As you know, Pechanga Band tribal officials have committed numerous human and civil rights violations since the signing and ratification of their last gaming compact with the State of California. However, Pechanga is not alone in its actions.
In California, over 2000 Indian individuals have been stripped of their citizenship and many more have been denied citizenship with their tribes. The rash of disenrollments and denials of citizenship has coincided with the passage of Prop 1A which legalized Indian gaming in California. In most, if not all instances, actions to disenfranchise members have been conducted in violation of tribal, state and federal laws.
The lawlessness that has infected California Indian Country has created an ever-growing population of individuals who have been subjected to and tormented by the unjust actions of tribal officials.
A few examples of the gross violations of basic human rights and civil liberties suffered at the hands of tribal officials include the denial of due process; denial of equal protection of Tribal, State, and Federal laws; the imposition of ex post facto laws; denial of participation in the electoral process; denial or stripping of tribal citizenship; denial or stripping of tribal benefits and services; and the taking of personal property without cause or just compensation.
Many of the actions taken by tribal officials are prima facie examples of prejudicial acts intended to deny targeted citizens of rights guaranteed by the United States and Tribal Constitutions, the Indian Civil Rights Act of 1968 ("ICRA"), and tribal law.
I mention the ICRA because, as a matter of record, the California State Legislature supports and is committed to the enforcement of the Indian Civil Rights Act of 1968 (25 U.S.C. Sec. 1301 and following), which was intended to "… protect individual Indians from arbitrary and unjust actions of tribal governments" and to secure for the individual American Indian the broad constitutional rights afforded all other American citizens. These protections and security do not exist in many areas of Indian Country- at least not for those who have been subjected to the arbitrary and capricious actions of tribal officials.
Whereas the actions taken by tribal officials are the very same as those prohibited by the ICRA, the tribal officials find themselves at odds with the California Legislature regarding the rights which should be afforded citizens of California and for which the Legislature has committed to enforce.
Therefore, I would like to request that you meet with individuals who have been violated by actions of tribal officials to deny or strip rights guaranteed by law.
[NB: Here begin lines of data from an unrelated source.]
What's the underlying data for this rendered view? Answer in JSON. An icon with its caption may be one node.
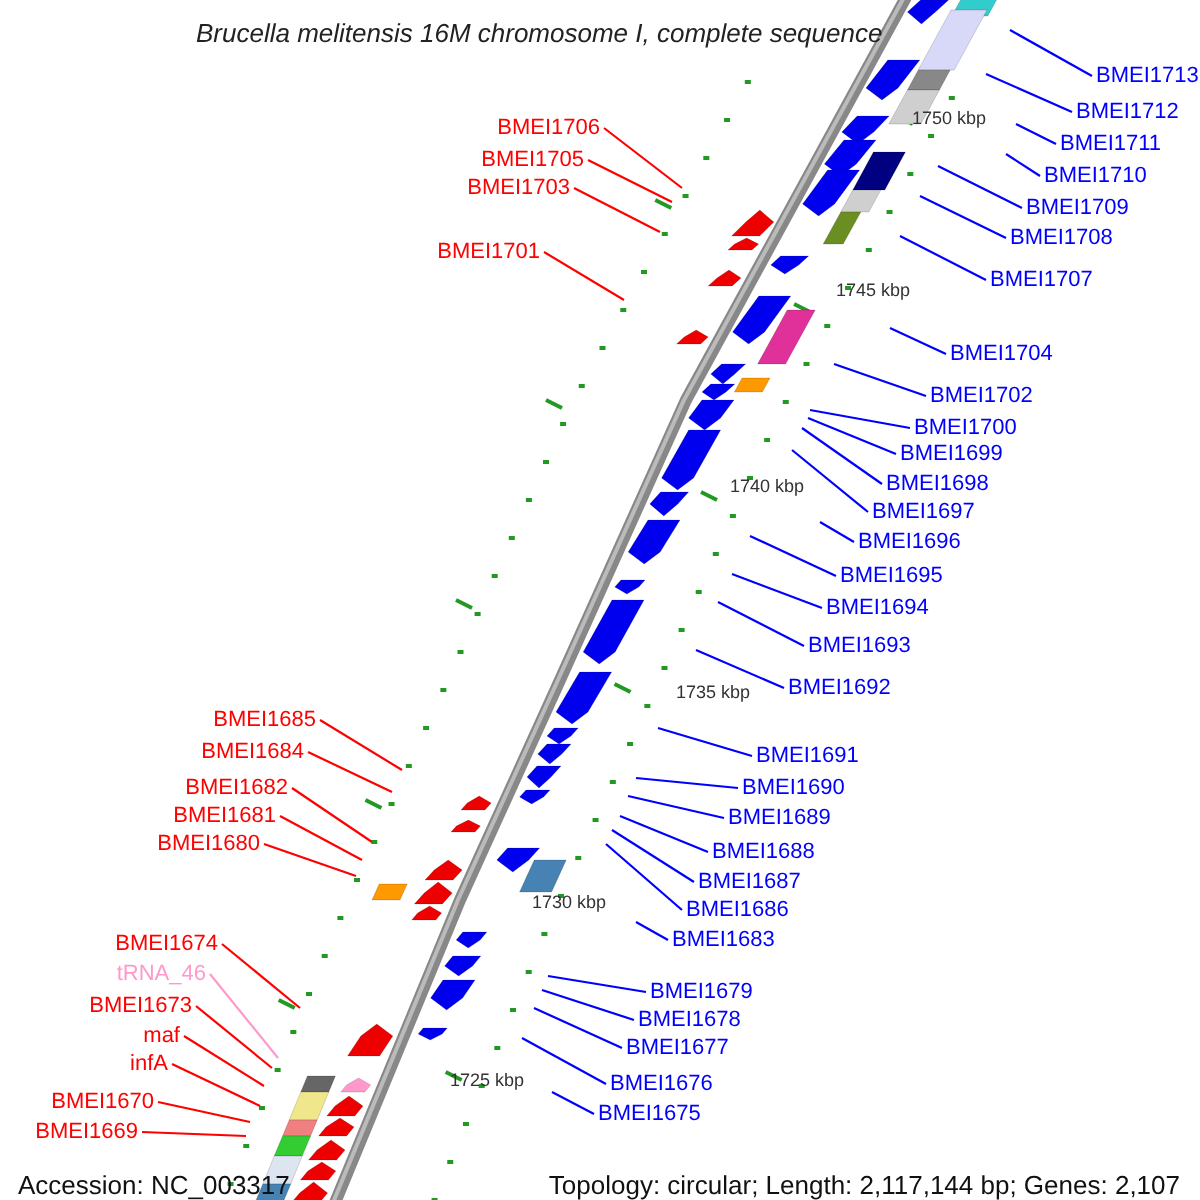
{
  "diagram": {
    "title": "Brucella melitensis 16M chromosome I, complete sequence",
    "nodes": [
      {
        "text": [
          "BMEI1713"
        ]
      },
      {
        "text": [
          "BMEI1712"
        ]
      },
      {
        "text": [
          "BMEI1706"
        ]
      },
      {
        "text": [
          "BMEI1711"
        ]
      },
      {
        "text": [
          "BMEI1705"
        ]
      },
      {
        "text": [
          "BMEI1710"
        ]
      },
      {
        "text": [
          "BMEI1703"
        ]
      },
      {
        "text": [
          "BMEI1709"
        ]
      },
      {
        "text": [
          "BMEI1708"
        ]
      },
      {
        "text": [
          "BMEI1701"
        ]
      },
      {
        "text": [
          "BMEI1707"
        ]
      },
      {
        "text": [
          "BMEI1704"
        ]
      },
      {
        "text": [
          "BMEI1702"
        ]
      },
      {
        "text": [
          "BMEI1700"
        ]
      },
      {
        "text": [
          "BMEI1699"
        ]
      },
      {
        "text": [
          "BMEI1698"
        ]
      },
      {
        "text": [
          "BMEI1697"
        ]
      },
      {
        "text": [
          "BMEI1696"
        ]
      },
      {
        "text": [
          "BMEI1695"
        ]
      },
      {
        "text": [
          "BMEI1694"
        ]
      },
      {
        "text": [
          "BMEI1693"
        ]
      },
      {
        "text": [
          "BMEI1692"
        ]
      },
      {
        "text": [
          "BMEI1685"
        ]
      },
      {
        "text": [
          "BMEI1684"
        ]
      },
      {
        "text": [
          "BMEI1691"
        ]
      },
      {
        "text": [
          "BMEI1682"
        ]
      },
      {
        "text": [
          "BMEI1690"
        ]
      },
      {
        "text": [
          "BMEI1681"
        ]
      },
      {
        "text": [
          "BMEI1689"
        ]
      },
      {
        "text": [
          "BMEI1680"
        ]
      },
      {
        "text": [
          "BMEI1688"
        ]
      },
      {
        "text": [
          "BMEI1687"
        ]
      },
      {
        "text": [
          "BMEI1686"
        ]
      },
      {
        "text": [
          "BMEI1683"
        ]
      },
      {
        "text": [
          "BMEI1674"
        ]
      },
      {
        "text": [
          "tRNA_46"
        ]
      },
      {
        "text": [
          "BMEI1679"
        ]
      },
      {
        "text": [
          "BMEI1673"
        ]
      },
      {
        "text": [
          "BMEI1678"
        ]
      },
      {
        "text": [
          "maf"
        ]
      },
      {
        "text": [
          "BMEI1677"
        ]
      },
      {
        "text": [
          "infA"
        ]
      },
      {
        "text": [
          "BMEI1676"
        ]
      },
      {
        "text": [
          "BMEI1670"
        ]
      },
      {
        "text": [
          "BMEI1675"
        ]
      },
      {
        "text": [
          "BMEI1669"
        ]
      }
    ],
    "edges": [
      {
        "from": 0,
        "to": null,
        "arrow": "none"
      },
      {
        "from": 1,
        "to": null,
        "arrow": "none"
      },
      {
        "from": 2,
        "to": null,
        "arrow": "none",
        "color": "#ff0000"
      },
      {
        "from": 3,
        "to": null,
        "arrow": "none"
      },
      {
        "from": 4,
        "to": null,
        "arrow": "none",
        "color": "#ff0000"
      },
      {
        "from": 5,
        "to": null,
        "arrow": "none"
      },
      {
        "from": 6,
        "to": null,
        "arrow": "none",
        "color": "#ff0000"
      },
      {
        "from": 7,
        "to": null,
        "arrow": "none"
      },
      {
        "from": 8,
        "to": null,
        "arrow": "none"
      },
      {
        "from": 9,
        "to": null,
        "arrow": "none",
        "color": "#ff0000"
      },
      {
        "from": 10,
        "to": null,
        "arrow": "none"
      },
      {
        "from": 11,
        "to": null,
        "arrow": "none"
      },
      {
        "from": 12,
        "to": null,
        "arrow": "none"
      },
      {
        "from": 13,
        "to": null,
        "arrow": "none"
      },
      {
        "from": 14,
        "to": null,
        "arrow": "none"
      },
      {
        "from": 15,
        "to": null,
        "arrow": "none"
      },
      {
        "from": 16,
        "to": null,
        "arrow": "none"
      },
      {
        "from": 17,
        "to": null,
        "arrow": "none"
      },
      {
        "from": 18,
        "to": null,
        "arrow": "none"
      },
      {
        "from": 19,
        "to": null,
        "arrow": "none"
      },
      {
        "from": 20,
        "to": null,
        "arrow": "none"
      },
      {
        "from": 21,
        "to": null,
        "arrow": "none"
      },
      {
        "from": 22,
        "to": null,
        "arrow": "none",
        "color": "#ff0000"
      },
      {
        "from": 23,
        "to": null,
        "arrow": "none",
        "color": "#ff0000"
      },
      {
        "from": 24,
        "to": null,
        "arrow": "none"
      },
      {
        "from": 25,
        "to": null,
        "arrow": "none",
        "color": "#ff0000"
      },
      {
        "from": 26,
        "to": null,
        "arrow": "none"
      },
      {
        "from": 27,
        "to": null,
        "arrow": "none",
        "color": "#ff0000"
      },
      {
        "from": 28,
        "to": null,
        "arrow": "none"
      },
      {
        "from": 29,
        "to": null,
        "arrow": "none",
        "color": "#ff0000"
      },
      {
        "from": 30,
        "to": null,
        "arrow": "none"
      },
      {
        "from": 31,
        "to": null,
        "arrow": "none"
      },
      {
        "from": 32,
        "to": null,
        "arrow": "none"
      },
      {
        "from": 33,
        "to": null,
        "arrow": "none"
      },
      {
        "from": 34,
        "to": null,
        "arrow": "none",
        "color": "#ff0000"
      },
      {
        "from": 35,
        "to": null,
        "arrow": "none",
        "color": "#ff99cc"
      },
      {
        "from": 36,
        "to": null,
        "arrow": "none"
      },
      {
        "from": 37,
        "to": null,
        "arrow": "none",
        "color": "#ff0000"
      },
      {
        "from": 38,
        "to": null,
        "arrow": "none"
      },
      {
        "from": 39,
        "to": null,
        "arrow": "none",
        "color": "#ff0000"
      },
      {
        "from": 40,
        "to": null,
        "arrow": "none"
      },
      {
        "from": 41,
        "to": null,
        "arrow": "none",
        "color": "#ff0000"
      },
      {
        "from": 42,
        "to": null,
        "arrow": "none"
      },
      {
        "from": 43,
        "to": null,
        "arrow": "none",
        "color": "#ff0000"
      },
      {
        "from": 44,
        "to": null,
        "arrow": "none"
      },
      {
        "from": 45,
        "to": null,
        "arrow": "none",
        "color": "#ff0000"
      }
    ],
    "labels": [
      "1750 kbp",
      "1745 kbp",
      "1740 kbp",
      "1735 kbp",
      "1730 kbp",
      "1725 kbp",
      "Accession: NC_003317",
      "Topology: circular; Length: 2,117,144 bp; Genes: 2,107"
    ]
  }
}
You will find that Pechanga is not alone; many gaming tribes have taken actions to strip individuals of the basic rights guaranteed by law and which the California Legislature has committed to enforce.
Once again, I commend you on the stance you made in opposition to the Pechanga Band's amended compact and urge you to meet with the victims of the egregious human and civil rights violations committed by California tribal officials.
Respectfully submitted,
Dennis Kucinich Speaks out against Disenrollments and Civil Rights Violations
As the Pechanga Tribal Council and their ambulance chaser looked on, Presidential Candidate Dennis Kucinich spoke out against tribal disenrollments and violations of civil rights. "It's Wrong!"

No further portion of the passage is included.